ちなみに散らかり方にも夫婦それぞれ傾向があって、私は一極集中型、服や雑誌や紙袋をだいたい一箇所にうずたかく積み上げていくタイプ。目隠しになるものがあれば案外ゴマかせるのではと思い、一度雨傘を干してるフリして開いておいたらカズ氏にしめられ断念。
対してカズ氏は広域分散型、服だの本だの封筒だのいろんな物がまんべんなく散らばってさして広くもない部屋の床面積を埋めている。空いてる部分を縫うようにして歩くとき私はいつも日本庭園の庭石を渡るさまを連想するのだ。

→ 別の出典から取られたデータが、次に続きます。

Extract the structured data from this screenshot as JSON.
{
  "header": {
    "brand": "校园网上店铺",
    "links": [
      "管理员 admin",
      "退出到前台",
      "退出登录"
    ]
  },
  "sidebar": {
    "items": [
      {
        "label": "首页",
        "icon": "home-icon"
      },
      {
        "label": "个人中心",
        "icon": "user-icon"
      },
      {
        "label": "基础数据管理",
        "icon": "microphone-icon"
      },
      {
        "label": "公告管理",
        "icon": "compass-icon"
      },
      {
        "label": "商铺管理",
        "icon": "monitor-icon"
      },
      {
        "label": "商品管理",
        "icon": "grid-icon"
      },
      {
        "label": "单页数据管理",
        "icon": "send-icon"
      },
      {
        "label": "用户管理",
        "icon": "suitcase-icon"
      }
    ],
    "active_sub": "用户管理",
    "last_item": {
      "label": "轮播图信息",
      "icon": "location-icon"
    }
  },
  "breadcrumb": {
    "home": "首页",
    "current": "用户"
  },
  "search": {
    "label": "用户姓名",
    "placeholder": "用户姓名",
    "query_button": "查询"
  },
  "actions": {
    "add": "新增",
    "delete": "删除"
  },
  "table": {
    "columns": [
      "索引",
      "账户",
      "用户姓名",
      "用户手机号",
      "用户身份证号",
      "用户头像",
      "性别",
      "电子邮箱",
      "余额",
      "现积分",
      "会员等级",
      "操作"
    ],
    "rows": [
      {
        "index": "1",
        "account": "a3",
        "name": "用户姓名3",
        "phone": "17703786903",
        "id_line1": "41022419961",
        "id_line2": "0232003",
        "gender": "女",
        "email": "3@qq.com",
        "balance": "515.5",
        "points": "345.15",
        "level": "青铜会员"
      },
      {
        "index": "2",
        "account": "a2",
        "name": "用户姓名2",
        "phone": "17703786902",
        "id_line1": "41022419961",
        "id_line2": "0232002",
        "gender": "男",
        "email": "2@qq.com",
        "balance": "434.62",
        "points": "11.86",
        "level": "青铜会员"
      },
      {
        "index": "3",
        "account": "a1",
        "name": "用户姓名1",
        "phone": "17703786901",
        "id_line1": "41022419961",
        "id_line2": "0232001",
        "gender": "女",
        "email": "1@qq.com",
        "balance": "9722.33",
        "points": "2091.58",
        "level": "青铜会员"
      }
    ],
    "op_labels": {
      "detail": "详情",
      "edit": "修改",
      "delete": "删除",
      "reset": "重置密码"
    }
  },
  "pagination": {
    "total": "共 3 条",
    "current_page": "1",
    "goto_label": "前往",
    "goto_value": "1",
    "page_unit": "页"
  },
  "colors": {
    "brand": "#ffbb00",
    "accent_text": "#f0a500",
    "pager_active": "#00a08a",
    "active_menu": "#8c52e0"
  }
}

しかしながら、その気まずい部屋部屋が劇的に片付くのが来客の際である。双方の両親だの、友達だのの訪問は意外にちょこちょこあるもので、その時ばかりは家中にわたってクリーンナップ大作戦が敢行される。どの部屋もどうぞどうぞと開け放ち、清潔で堅実な暮らしぶりをアピールするのが家庭訪問の常らしい。

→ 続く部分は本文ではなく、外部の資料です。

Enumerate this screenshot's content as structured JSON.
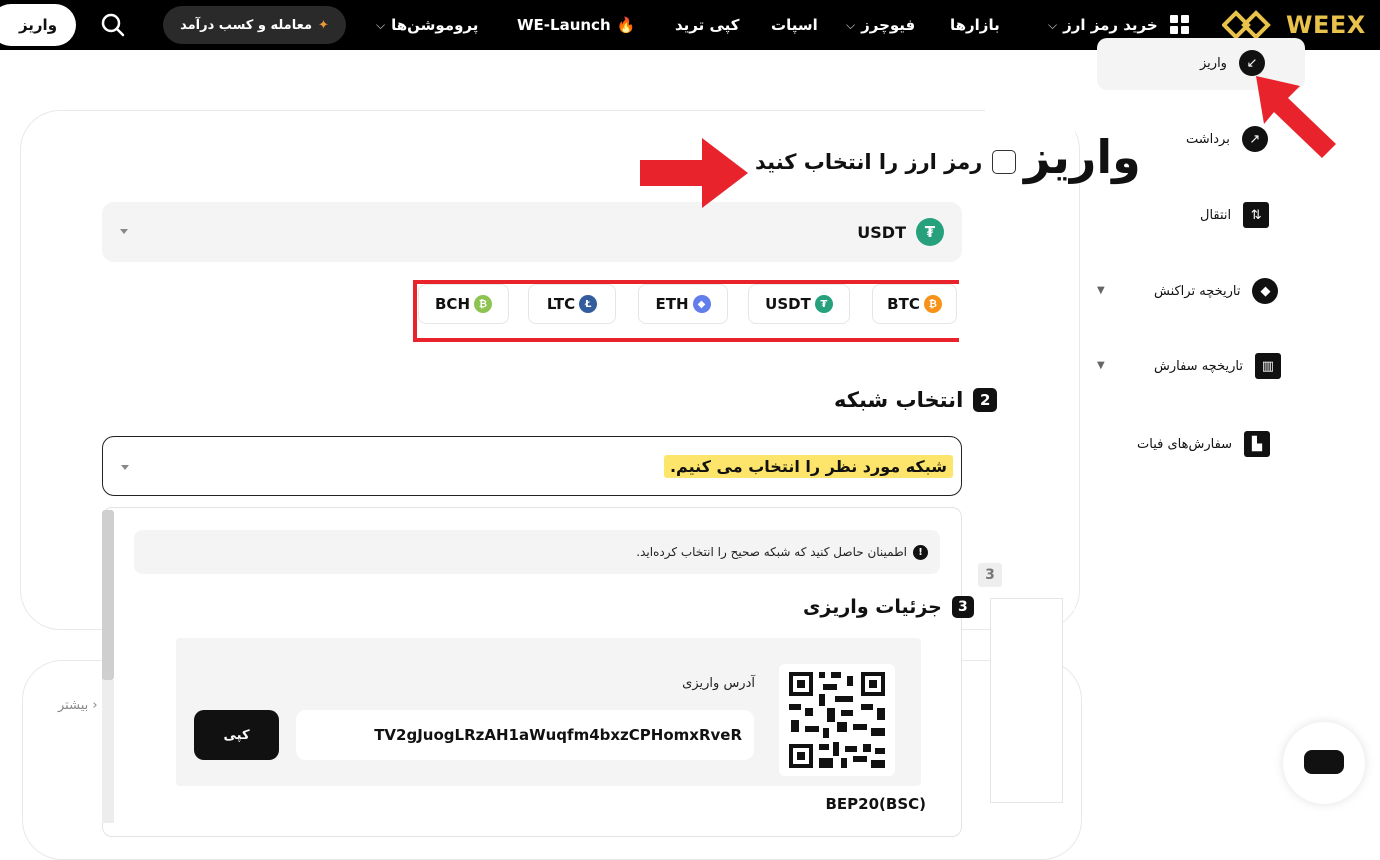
{
  "nav": {
    "brand": "WEEX",
    "items": [
      {
        "label": "خرید رمز ارز",
        "dropdown": true
      },
      {
        "label": "بازارها",
        "dropdown": false
      },
      {
        "label": "فیوچرز",
        "dropdown": true
      },
      {
        "label": "اسپات",
        "dropdown": false
      },
      {
        "label": "کپی ترید",
        "dropdown": false
      },
      {
        "label": "WE-Launch",
        "dropdown": false
      },
      {
        "label": "پروموشن‌ها",
        "dropdown": true
      }
    ],
    "earn_label": "معامله و کسب درآمد",
    "deposit_label": "واریز"
  },
  "sidebar": {
    "items": [
      {
        "label": "واریز",
        "icon": "arrow-down-left-icon",
        "active": true
      },
      {
        "label": "برداشت",
        "icon": "arrow-up-right-icon"
      },
      {
        "label": "انتقال",
        "icon": "transfer-icon"
      },
      {
        "label": "تاریخچه تراکنش",
        "icon": "history-icon",
        "expandable": true
      },
      {
        "label": "تاریخچه سفارش",
        "icon": "order-history-icon",
        "expandable": true
      },
      {
        "label": "سفارش‌های فیات",
        "icon": "fiat-orders-icon"
      }
    ]
  },
  "annotations": {
    "big_title": "واریز"
  },
  "step1": {
    "title": "رمز ارز را انتخاب کنید",
    "selected": "USDT",
    "quick_coins": [
      "BTC",
      "USDT",
      "ETH",
      "LTC",
      "BCH"
    ],
    "coin_colors": {
      "BTC": "#f7931a",
      "USDT": "#26a17b",
      "ETH": "#627eea",
      "LTC": "#345d9d",
      "BCH": "#8dc351"
    }
  },
  "step2": {
    "number": "2",
    "title": "انتخاب شبکه",
    "highlight": "شبکه مورد نظر را انتخاب می کنیم."
  },
  "dropdown": {
    "warning": "اطمینان حاصل کنید که شبکه صحیح را انتخاب کرده‌اید.",
    "step_number": "3",
    "title": "جزئیات واریزی",
    "address_label": "آدرس واریزی",
    "address": "TV2gJuogLRzAH1aWuqfm4bxzCPHomxRveR",
    "copy_label": "کپی",
    "network_name": "BEP20(BSC)"
  },
  "behind": {
    "step3_badge": "3",
    "more_label": "بیشتر"
  },
  "colors": {
    "accent_red": "#e8232b",
    "brand_gold": "#e8c24a",
    "highlight_yellow": "#fde46a"
  }
}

まあ例外もあって、来るのが私の両親なら、最低お客を通すリビングやトイレ・洗面所まわりだけキレイにしておけば、例え自分の部屋がキタナくても「アンタはもう!」で済むため時間がなければパスできる。が、カズ両親が来る時は、彼らがずかずか私の部屋に入って来などしないことはどんなにわかっていようとも、私キチンとしてますぅーと必死で片付けまくるのだ。ひたすら掃除しまくって、当日はちょっぴり扉を開けておく。(あからさまに通さないけど見ようと思えば見れなくもない、ここがポイント。)
カズ氏も同様の心理らしいが、彼はうちの親が来る時のみならず自分の両親に対してもちゃんと整頓するあたりオトナである。
ともかくも、お客とともにブラッシュアップされ、途切れるとついつい気まずさ増す我が家。ほんとうはそんなことに関係なく常に美しく保てるのが一番なのだがそれが出来れば苦労はナイ。
皆様どうぞ我々が快適な家に住めるよう、時々気軽にお越しあれ。
ただしあらかじめご予約を。飛び込み・一見さんお断り、祇園もかくやの厳しさです。